Bad Oldesloe, Friedhof

Raimund Harmstorf

Bild: Udo Grimberg

Deutscher Schauspieler; der Sohn eines Arztes studierte zunächst Medizin, später Musik und darstellende Kunst. Nach ersten Bühnenengagements in Hamburg und Berlin folgten Tourneen. Identifiziert bis heute wird Harmsdorf hauptsächlich mit seiner Rolle als Wolf Larsen in dem vom ZDF produzierten Vierteiler Der Seewolf (1971), der nach dem gleichnamigen Roman von Jack London gedreht wurde; in Erinnerung geblieben ist v.a. auch die Szene des Films, in der er eine rohe, tatsächlich aber vorgekochte Kartoffel mit einer Hand zerquetschte.

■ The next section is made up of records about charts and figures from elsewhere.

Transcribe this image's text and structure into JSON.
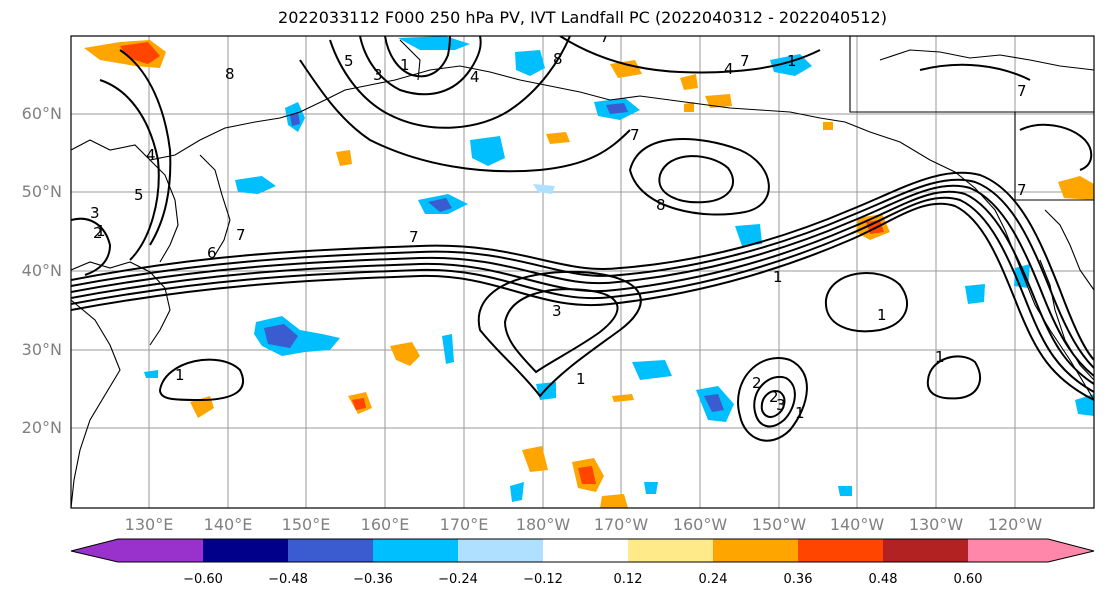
{
  "title": "2022033112 F000 250 hPa PV, IVT Landfall PC (2022040312 - 2022040512)",
  "map": {
    "lat_labels": [
      "60°N",
      "50°N",
      "40°N",
      "30°N",
      "20°N"
    ],
    "lon_labels": [
      "130°E",
      "140°E",
      "150°E",
      "160°E",
      "170°E",
      "180°W",
      "170°W",
      "160°W",
      "150°W",
      "140°W",
      "130°W",
      "120°W"
    ],
    "contour_labels": [
      "8",
      "5",
      "3",
      "1",
      "4",
      "8",
      "7",
      "4",
      "7",
      "1",
      "4",
      "5",
      "3",
      "1",
      "2",
      "6",
      "7",
      "7",
      "8",
      "7",
      "3",
      "1",
      "1",
      "1",
      "1",
      "2",
      "3",
      "1",
      "2",
      "1",
      "7",
      "7"
    ],
    "colors": {
      "land_outline": "#000000",
      "grid": "#9a9a9a",
      "contour": "#000000"
    }
  },
  "colorbar": {
    "colors": [
      "#9932CC",
      "#00008B",
      "#3B5BD0",
      "#00BFFF",
      "#B0E0FF",
      "#FFFFFF",
      "#FFEA8A",
      "#FFA500",
      "#FF4500",
      "#B22222",
      "#FF88AA"
    ],
    "labels": [
      "−0.60",
      "−0.48",
      "−0.36",
      "−0.24",
      "−0.12",
      "0.12",
      "0.24",
      "0.36",
      "0.48",
      "0.60"
    ]
  }
}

Neben seiner Arbeit für das Fernsehen war Harmstorf in zahlreichen, auch internationalen Kinofilmen zu sehen. In den 1970er Jahre trat er auch mehrmals bei den Karl-May-Festspielen in Bad Segeberg in Erscheinung. Harmstorfs privates Leben war weniger vom Glück begünstigt: Er erlitt mehrere schwere Unfälle, sein unter dem Namen “Zum Seewolf“ in Deidesheim betriebenes Fischrestaurant ging pleite, und er litt in seinen letzten Lebensjahren an der Parkinsonschen Krankheit. Harmstorf nahm er sich das Leben, indem er sich auf seinem in Marktoberdorf gelegenen Bauernhof erhängte.

Film- und Fernsehproduktionen u.a.: Blutiger Freitag (1972), Wolfsblut (1973), Michael Strogoff (1976), Götz von Berlichingen mit der eisernen Hand (1978), Sie nannten ihn Mücke (1978), Café Europa (1990).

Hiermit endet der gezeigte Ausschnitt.